By Lori Marks, Associate Vice President & Analyst, Moody's Investors Service: REITs invested in healthcare remain stable, having increased diversification among property types, many with properties in several areas of the healthcare market.

By Lori Marks, Associate Vice President & Analyst, Moody’s Investors Service

Moody’s outlook for healthcare REITs remains stable, reflecting the companies’ sound balance sheets and a generally stable operating environment for most of the subsectors. The REITs in recent years have increased diversification among property types, with many having properties in several areas of the healthcare market.

REITs are most active in seniors housing facilities, skilled nursing facilities and medical office buildings. Each of these segments has different profit drivers and a unique risk profile. Therefore, diversification generally reduces the risk in a healthcare REIT’s credit profile.

Among the major segments, we expect seniors housing to demonstrate the most positive income growth over the upcoming years. The economic downturn took its toll on the sector, with reduced consumer wealth contributing to occupancy declines and rental concessions. Independent living facilities were hit particularly hard, as potential residents were better able to delay residency decisions during a weak economic climate, in contrast to assisted living residents, who have unavoidable care needs.

At this juncture, occupancy in both of these segments has bottomed and the outlook is more favorable. New supply, a persistent risk because of the sector’s low barriers to entry, remains low. And demand will gain further momentum as the economy recovers.

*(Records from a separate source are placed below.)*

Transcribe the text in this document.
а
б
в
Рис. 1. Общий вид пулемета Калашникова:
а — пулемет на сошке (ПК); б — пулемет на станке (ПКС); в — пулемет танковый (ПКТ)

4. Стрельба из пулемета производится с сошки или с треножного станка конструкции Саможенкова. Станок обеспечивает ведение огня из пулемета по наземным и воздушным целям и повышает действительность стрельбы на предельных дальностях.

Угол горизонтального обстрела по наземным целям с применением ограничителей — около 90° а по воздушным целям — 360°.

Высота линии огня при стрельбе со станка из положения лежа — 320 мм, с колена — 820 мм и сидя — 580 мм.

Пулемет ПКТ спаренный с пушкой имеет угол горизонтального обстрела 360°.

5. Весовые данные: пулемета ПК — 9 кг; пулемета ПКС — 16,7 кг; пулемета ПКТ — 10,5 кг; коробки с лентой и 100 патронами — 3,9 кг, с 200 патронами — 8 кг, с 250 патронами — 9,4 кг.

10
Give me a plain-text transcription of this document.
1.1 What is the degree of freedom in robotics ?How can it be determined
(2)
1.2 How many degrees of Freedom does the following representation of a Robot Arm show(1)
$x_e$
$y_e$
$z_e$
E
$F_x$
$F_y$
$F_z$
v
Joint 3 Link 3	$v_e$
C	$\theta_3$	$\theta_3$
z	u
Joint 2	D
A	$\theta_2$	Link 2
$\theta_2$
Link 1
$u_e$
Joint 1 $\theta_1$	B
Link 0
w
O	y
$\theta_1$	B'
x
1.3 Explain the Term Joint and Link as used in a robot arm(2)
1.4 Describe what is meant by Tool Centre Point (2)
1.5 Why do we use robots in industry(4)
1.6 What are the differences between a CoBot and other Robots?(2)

The skilled nursing facility (SNF) outlook is more negative because of government reimbursement risk. SNF revenues are highly dependent on government reimbursement via the Medicare and Medicaid programs. We expect that these payments could be cut as part of the government’s initiative to curtail healthcare spending. Any such rate cuts would need to be significant before they would hurt rents, as the REITs’ triple-net leases have excess operating cash flow beyond the rent payments. How much pain operators could endure before they stop paying rent remains a key question and a risk for the REITs.

Medical office buildings (MOBs) should continue their historically stable performance, adding an important element of diversification to the healthcare REITs’ portfolios. MOBs have little government reimbursement exposure, and physician tenants are often highly invested in their locations. This stability is particularly evident in buildings that are located on campuses of, or affiliated with, major health systems, as are most of the REITs’ MOBs. Healthcare reform will further boost MOB demand, as more Americans gain coverage and more procedures are conducted in cost-efficient outpatient settings.